Friday, Apr. 26, 1968

The Scalphunters

This amusing western has a racial equality angle, an avalanche, a locoweed stampede, Shelley Winters chomping cigars, and Agnes--an educated horse that sits on its rear end for a strategy conference with Burt Lancaster. Most important, it has Ossie Davis, one of the nation's finest Negro actors.

Davis is beguilingly guileful as a runaway slave who changes hands like a dirty dollar. He is captured by a band of Indians, who unload him on Fur Trapper Lancaster as "payment" for the load of skins they steal from him. The redskins, in turn, are zapped by a batch of bounty hunters, who earn their living by selling Indian scalps for $25 apiece, and Davis gets himself captured by these private enterprisers. Their queen is Shelley Winters, a refugee from a fancy house. She nurses her stogie on a brass bed in the covered wagon of the No. 1 Bad Guy (Telly Savalas) and keeps complaining about the smell from the scalps.

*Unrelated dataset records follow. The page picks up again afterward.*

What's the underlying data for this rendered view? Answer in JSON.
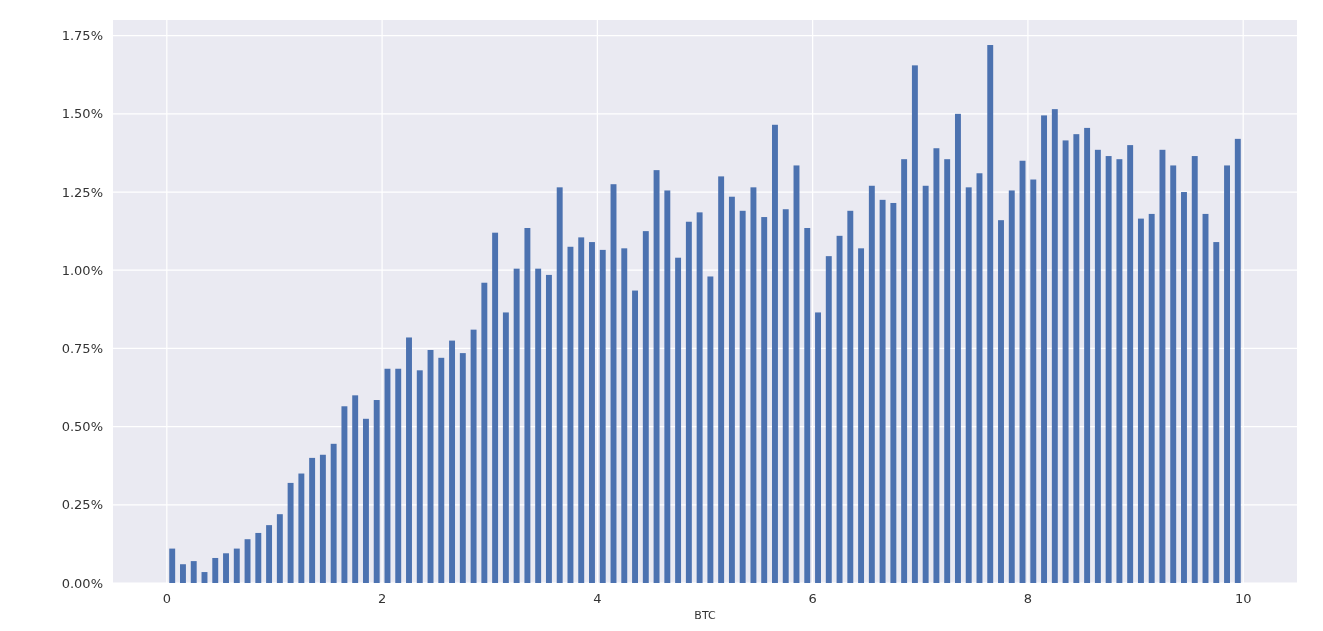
{
  "chart_data": {
    "type": "bar",
    "xlabel": "BTC",
    "x": [
      0.05,
      0.15,
      0.25,
      0.35,
      0.45,
      0.55,
      0.65,
      0.75,
      0.85,
      0.95,
      1.05,
      1.15,
      1.25,
      1.35,
      1.45,
      1.55,
      1.65,
      1.75,
      1.85,
      1.95,
      2.05,
      2.15,
      2.25,
      2.35,
      2.45,
      2.55,
      2.65,
      2.75,
      2.85,
      2.95,
      3.05,
      3.15,
      3.25,
      3.35,
      3.45,
      3.55,
      3.65,
      3.75,
      3.85,
      3.95,
      4.05,
      4.15,
      4.25,
      4.35,
      4.45,
      4.55,
      4.65,
      4.75,
      4.85,
      4.95,
      5.05,
      5.15,
      5.25,
      5.35,
      5.45,
      5.55,
      5.65,
      5.75,
      5.85,
      5.95,
      6.05,
      6.15,
      6.25,
      6.35,
      6.45,
      6.55,
      6.65,
      6.75,
      6.85,
      6.95,
      7.05,
      7.15,
      7.25,
      7.35,
      7.45,
      7.55,
      7.65,
      7.75,
      7.85,
      7.95,
      8.05,
      8.15,
      8.25,
      8.35,
      8.45,
      8.55,
      8.65,
      8.75,
      8.85,
      8.95,
      9.05,
      9.15,
      9.25,
      9.35,
      9.45,
      9.55,
      9.65,
      9.75,
      9.85,
      9.95
    ],
    "values": [
      0.11,
      0.06,
      0.07,
      0.035,
      0.08,
      0.095,
      0.11,
      0.14,
      0.16,
      0.185,
      0.22,
      0.32,
      0.35,
      0.4,
      0.41,
      0.445,
      0.565,
      0.6,
      0.525,
      0.585,
      0.685,
      0.685,
      0.785,
      0.68,
      0.745,
      0.72,
      0.775,
      0.735,
      0.81,
      0.96,
      1.12,
      0.865,
      1.005,
      1.135,
      1.005,
      0.985,
      1.265,
      1.075,
      1.105,
      1.09,
      1.065,
      1.275,
      1.07,
      0.935,
      1.125,
      1.32,
      1.255,
      1.04,
      1.155,
      1.185,
      0.98,
      1.3,
      1.235,
      1.19,
      1.265,
      1.17,
      1.465,
      1.195,
      1.335,
      1.135,
      0.865,
      1.045,
      1.11,
      1.19,
      1.07,
      1.27,
      1.225,
      1.215,
      1.355,
      1.655,
      1.27,
      1.39,
      1.355,
      1.5,
      1.265,
      1.31,
      1.72,
      1.16,
      1.255,
      1.35,
      1.29,
      1.495,
      1.515,
      1.415,
      1.435,
      1.455,
      1.385,
      1.365,
      1.355,
      1.4,
      1.165,
      1.18,
      1.385,
      1.335,
      1.25,
      1.365,
      1.18,
      1.09,
      1.335,
      1.42
    ],
    "color": "#4c72b0",
    "xlim": [
      -0.5,
      10.5
    ],
    "xticks": [
      0,
      2,
      4,
      6,
      8,
      10
    ],
    "ylim": [
      0,
      1.8
    ],
    "yticks": [
      {
        "value": 0,
        "label": "0.00%"
      },
      {
        "value": 0.25,
        "label": "0.25%"
      },
      {
        "value": 0.5,
        "label": "0.50%"
      },
      {
        "value": 0.75,
        "label": "0.75%"
      },
      {
        "value": 1,
        "label": "1.00%"
      },
      {
        "value": 1.25,
        "label": "1.25%"
      },
      {
        "value": 1.5,
        "label": "1.50%"
      },
      {
        "value": 1.75,
        "label": "1.75%"
      }
    ],
    "grid": true
  }
}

The scalpers have Burt's furs now, so he trails them as they trek, scheming to get his own back, while Davis makes himself useful around the wagon (at one point he gives Shelley a wash and set that would do credit to Kenneth or Alexandre). The rest of the movie is devoted to Lancaster's strata gems--this is where the brilliantly photographed avalanche and the stampede come in--and Davis' rather pat redemption from the psychological bonds of slavery. In the end, the scalpers get their just deserts, of course, and the Indians get revenge, plus Shelley. Who rides off into the sunset? Ossie and Burt, both of them on Agnes, and so caked with mud that they are the same color--a brotherly beige.